By the 1960s, Fenno-Gendrot’s vision for the land was in peril. The Boston Redevelopment Authority, under Director Ed Logue, sought to radically remake Roxbury.

“Logue’s idea was to clear Roxbury from Dudley Square up to Munroe Street,” Rushing says. “If Logue had his way, there’d be no Roxbury left.”
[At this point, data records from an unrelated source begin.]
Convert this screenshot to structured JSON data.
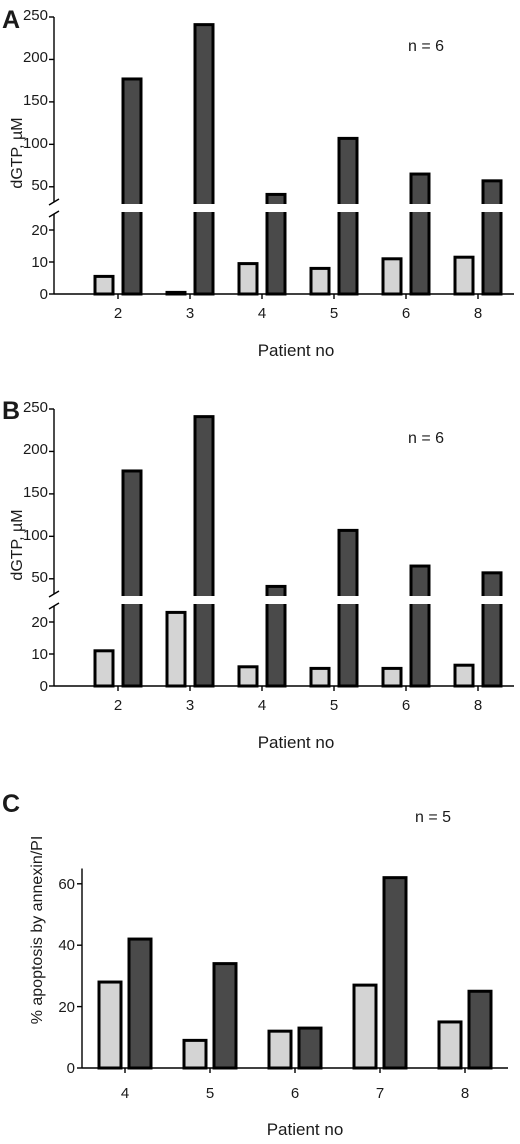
{
  "colors": {
    "light_bar": "#d4d4d4",
    "dark_bar": "#4a4a4a",
    "outline": "#000000"
  },
  "chart_data": [
    {
      "type": "bar",
      "panel_label": "A",
      "annotation": "n = 6",
      "xlabel": "Patient no",
      "ylabel": "dGTP, µM",
      "categories": [
        "2",
        "3",
        "4",
        "5",
        "6",
        "8"
      ],
      "series": [
        {
          "values": [
            5.5,
            0.5,
            9.5,
            8,
            11,
            11.5
          ]
        },
        {
          "values": [
            177,
            241,
            41,
            107,
            65,
            57
          ]
        }
      ],
      "y_axis_break": {
        "lower_range": [
          0,
          25
        ],
        "upper_range": [
          25,
          250
        ]
      },
      "yticks": [
        0,
        10,
        20,
        50,
        100,
        150,
        200,
        250
      ],
      "grid": false,
      "annotation_position": "top-right"
    },
    {
      "type": "bar",
      "panel_label": "B",
      "annotation": "n = 6",
      "xlabel": "Patient no",
      "ylabel": "dGTP, µM",
      "categories": [
        "2",
        "3",
        "4",
        "5",
        "6",
        "8"
      ],
      "series": [
        {
          "values": [
            11,
            23,
            6,
            5.5,
            5.5,
            6.5
          ]
        },
        {
          "values": [
            177,
            241,
            41,
            107,
            65,
            57
          ]
        }
      ],
      "y_axis_break": {
        "lower_range": [
          0,
          25
        ],
        "upper_range": [
          25,
          250
        ]
      },
      "yticks": [
        0,
        10,
        20,
        50,
        100,
        150,
        200,
        250
      ],
      "grid": false,
      "annotation_position": "top-right"
    },
    {
      "type": "bar",
      "panel_label": "C",
      "annotation": "n = 5",
      "xlabel": "Patient no",
      "ylabel": "% apoptosis by annexin/PI",
      "categories": [
        "4",
        "5",
        "6",
        "7",
        "8"
      ],
      "series": [
        {
          "values": [
            28,
            9,
            12,
            27,
            15
          ]
        },
        {
          "values": [
            42,
            34,
            13,
            62,
            25
          ]
        }
      ],
      "ylim": [
        0,
        65
      ],
      "yticks": [
        0,
        20,
        40,
        60
      ],
      "grid": false,
      "annotation_position": "top-right"
    }
  ]
}
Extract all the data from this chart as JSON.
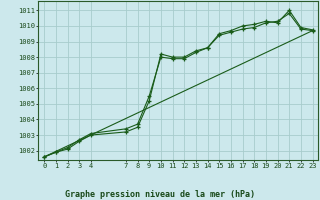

This detail from a BRA Washington Park urban renewal area map shows a nursery school proposed for the site of the Fenno mansion.
BPDA maps

Urban renewal did make its way up Warren Street, taking many historic buildings along with it. The northern corner of what had originally been the Fenno estate was shaved off to give Walnut Avenue a perpendicular intersection with Warren Street. Despite Fenno-Gendrot’s stipulation that the land be kept open for the enjoyment of all, the BRA gave nearly two-thirds of the property to the Warren Gardens public housing development.

On the web
Buena Vista Urban Wild:

For the following five decades, the site of the Fenno estate remained open to the public, but overgrown and inaccessible.

In 1976, the Boston Natural Areas Fund was launched as a nonprofit to protect undeveloped land in the city. The city’s Parks Department took on the maintenance of the urban wilds in 1989 and began making improvements to some areas. Within the past 10 years, the Buena Vista site has gained the two sets of granite steps, signage along Walnut Avenue and a bench above the puddingstone ledge overlooking Warren Street.

The Buena Vista urban wild with Warren Gardens in background.
Banner photo

Within the site lie a map etched in granite, showing Boston as it appeared in 1775, and a granite stone into which has been inscribed a poem by Fenno:

“So let our prayers be ever made bloom / that this fair flower may ever / growing in sweetness and in grace / our faith, our hopes the world illume.”

Gone is the era of large mansions that dotted Warren Street in the late 1800s. With its tree cover, the Buena Vista Urban Wild has returned to a natural state that now more closely resembles how it may have appeared in the 17th century, before Elliott cleared the land for his cattle.